On the evening of January 27, 1986, 34 engineers from the Marshall Space Flight Center in Huntsville, Alabama, and Morton Thiokol Corporation in Utah held a teleconference to discuss whether, in view of the forecast for temperatures in the low 20s at Cape Canaveral during the early morning of January 28, the launch of Space Shuttle Challenger, which was scheduled for January 28, should be postponed. The engineers were concerned that O-rings in the joints between sections of the solid rocket boosters manufactured by Thiokol would not seal properly in temperatures that low. Thiokol Vice President of Engineering Robert Lund gave the Thiokol engineering recommendation: The shuttle should not launch if the O-ring temperature was less than 53 degrees Fahrenheit.
This was the "Teacher in Space" mission. The original launch date of January 22, 1986 had been postponed repeatedly because of seven delays totaling 25 days in launch of the Space Shuttle Columbia, which finally took off on January 12, 1986. The "Teacher in Space" mission was a high-profile mission. The repeated delays of the Columbia launch had embarrassed NASA. NASA management wanted to launch Challenger on time.
NASA managers reacted adversely to the Thiokol recommendation, and Thiokol management asked for five minutes for a Thiokol-only caucus. Thiokol Senior Vice President Jerry Mason told that caucus, "We have to make a management decision." Mason asked Lund (who had presented the engineering recommendation against launch) to "take off his engineering hat and put on his management hat." Thiokol managers, including Lund, voted to recommend launching the Challenger.
The late Richard Feynman concludes his excellent discussion of the ensuing disaster with the following words: "For a successful technology, reality must take precedence over public relations, for nature cannot be fooled."
Only seven people rode the Challenger on its last flight. We all ride spaceship Earth. If someone makes a "management" (or "political") decision to call a law the "Clear Skies Act," but the law allows more pollutants to be emitted into the atmosphere, the atmosphere will be dirtier. If someone makes a management or political decision to suppress information on mercury emissions, he will not thereby change mercury from poison into baby food. If, for political purposes, someone manipulates information on gobal temperature trends, he will not thereby affect actual global temperatures.
In March, the Union of Concerned Scientists published a report, "Scientific Integrity in Policymaking, An Investigation Into The Bush Administration's Misuse of Science." The report says the Bush administration suppresses or misrepresents science that might undercut the adminstration's political goals. In April, the administration's Office of Science and Technology Policy responded, denying the charges. Shortly thereafter, the UCS issued a reply. Some of the report by the UCS is convincing; some is sloppy. Some of the administration's answer is articulate, but some of the UCS charges go essentially unanswered.

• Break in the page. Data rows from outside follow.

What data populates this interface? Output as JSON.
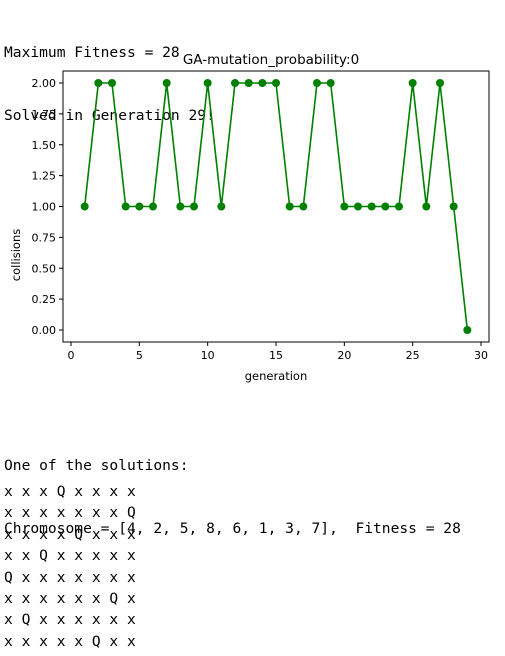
{
  "output": {
    "max_fitness": "Maximum Fitness = 28",
    "solved": "Solved in Generation 29!",
    "solutions_header": "One of the solutions:",
    "chromosome_line": "Chromosome = [4, 2, 5, 8, 6, 1, 3, 7],  Fitness = 28",
    "board": [
      "x x x Q x x x x",
      "x x x x x x x Q",
      "x x x x Q x x x",
      "x x Q x x x x x",
      "Q x x x x x x x",
      "x x x x x x Q x",
      "x Q x x x x x x",
      "x x x x x Q x x"
    ]
  },
  "chart_data": {
    "type": "line",
    "title": "GA-mutation_probability:0",
    "xlabel": "generation",
    "ylabel": "collisions",
    "xlim": [
      0,
      30
    ],
    "ylim": [
      0,
      2
    ],
    "xticks": [
      0,
      5,
      10,
      15,
      20,
      25,
      30
    ],
    "yticks": [
      0.0,
      0.25,
      0.5,
      0.75,
      1.0,
      1.25,
      1.5,
      1.75,
      2.0
    ],
    "x": [
      1,
      2,
      3,
      4,
      5,
      6,
      7,
      8,
      9,
      10,
      11,
      12,
      13,
      14,
      15,
      16,
      17,
      18,
      19,
      20,
      21,
      22,
      23,
      24,
      25,
      26,
      27,
      28,
      29
    ],
    "series": [
      {
        "values": [
          1,
          2,
          2,
          1,
          1,
          1,
          2,
          1,
          1,
          2,
          1,
          2,
          2,
          2,
          2,
          1,
          1,
          2,
          2,
          1,
          1,
          1,
          1,
          1,
          2,
          1,
          2,
          1,
          0
        ],
        "color": "#008000",
        "marker": "circle"
      }
    ],
    "grid": false
  }
}
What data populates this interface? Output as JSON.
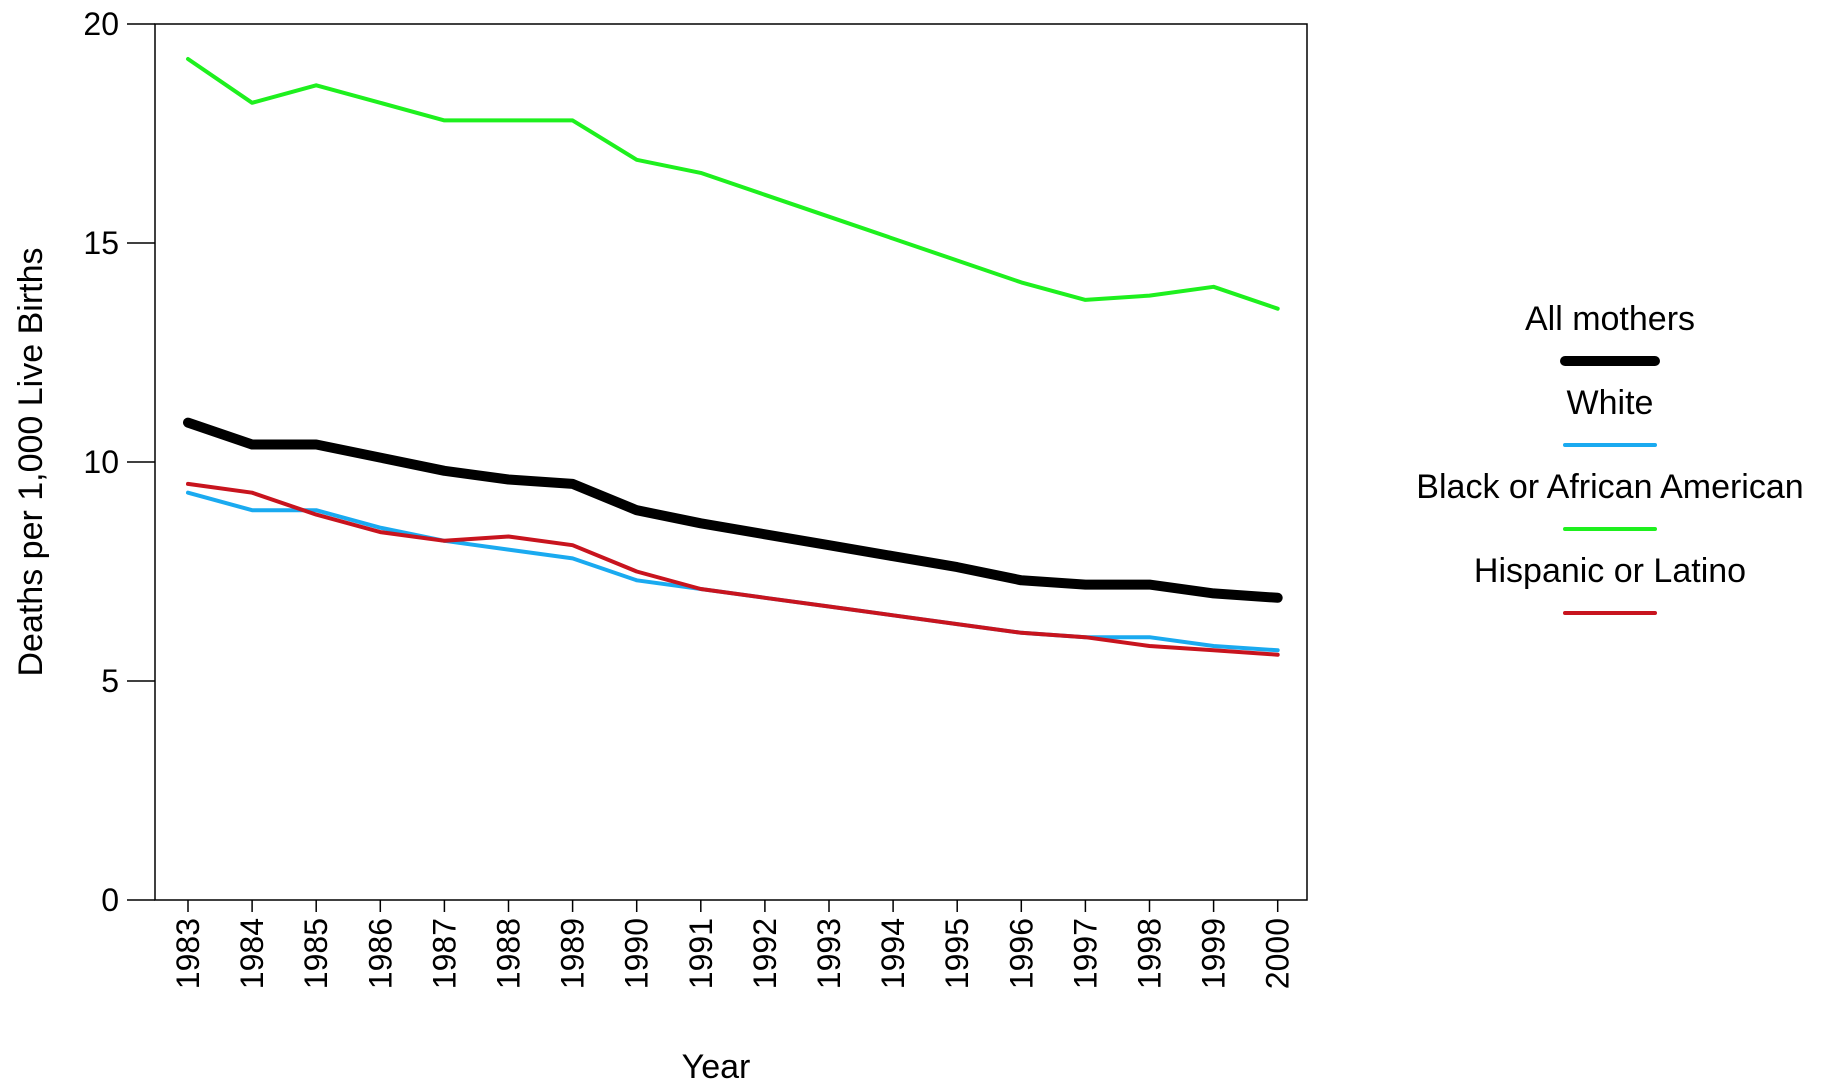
{
  "chart_data": {
    "type": "line",
    "title": "",
    "xlabel": "Year",
    "ylabel": "Deaths per 1,000 Live Births",
    "ylim": [
      0,
      20
    ],
    "yticks": [
      "0",
      "5",
      "10",
      "15",
      "20"
    ],
    "x": [
      "1983",
      "1984",
      "1985",
      "1986",
      "1987",
      "1988",
      "1989",
      "1990",
      "1991",
      "1992",
      "1993",
      "1994",
      "1995",
      "1996",
      "1997",
      "1998",
      "1999",
      "2000"
    ],
    "grid": false,
    "legend_position": "right",
    "series": [
      {
        "name": "All mothers",
        "color": "#000000",
        "values": [
          10.9,
          10.4,
          10.4,
          10.1,
          9.8,
          9.6,
          9.5,
          8.9,
          8.6,
          8.35,
          8.1,
          7.85,
          7.6,
          7.3,
          7.2,
          7.2,
          7.0,
          6.9
        ]
      },
      {
        "name": "White",
        "color": "#1aaaf0",
        "values": [
          9.3,
          8.9,
          8.9,
          8.5,
          8.2,
          8.0,
          7.8,
          7.3,
          7.1,
          6.9,
          6.7,
          6.5,
          6.3,
          6.1,
          6.0,
          6.0,
          5.8,
          5.7
        ]
      },
      {
        "name": "Black or African American",
        "color": "#1ef01e",
        "values": [
          19.2,
          18.2,
          18.6,
          18.2,
          17.8,
          17.8,
          17.8,
          16.9,
          16.6,
          16.1,
          15.6,
          15.1,
          14.6,
          14.1,
          13.7,
          13.8,
          14.0,
          13.5
        ]
      },
      {
        "name": "Hispanic or Latino",
        "color": "#c8141e",
        "values": [
          9.5,
          9.3,
          8.8,
          8.4,
          8.2,
          8.3,
          8.1,
          7.5,
          7.1,
          6.9,
          6.7,
          6.5,
          6.3,
          6.1,
          6.0,
          5.8,
          5.7,
          5.6
        ]
      }
    ]
  }
}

It was easy to see that someone had made a mistake in clearing the Challenger for launch. But if a law is falsely called the "Clear Skies Act," the atmosphere will not instantly burst into flame, incinerating those who lied as well as those who listened, and alerting the survivors to the fact that somthing is wrong. However, slowly and inexorably, nature will hold us accountable for our acts and omissions.
The Bush administration is entitled to its views about religion, morality, and even the proper way to conduct foreign policy. If, some day, those views attract the votes of a majority of the electorate, then the administration can claim some legitimacy in imposing them on the nation. But an administration that practices deceit or suppression regarding scientific investigations can claim no legitimacy for policies that depend on, or that might be undercut by, such investigations.
[Note: The description of the Challenger launch decision is based principally upon Chapter One of "The Challenger Launch Decision: Risky Technology, Culture, and Deviance at NASA," by Diane Vaughan, published in 1996 by the University of Chicago Press.]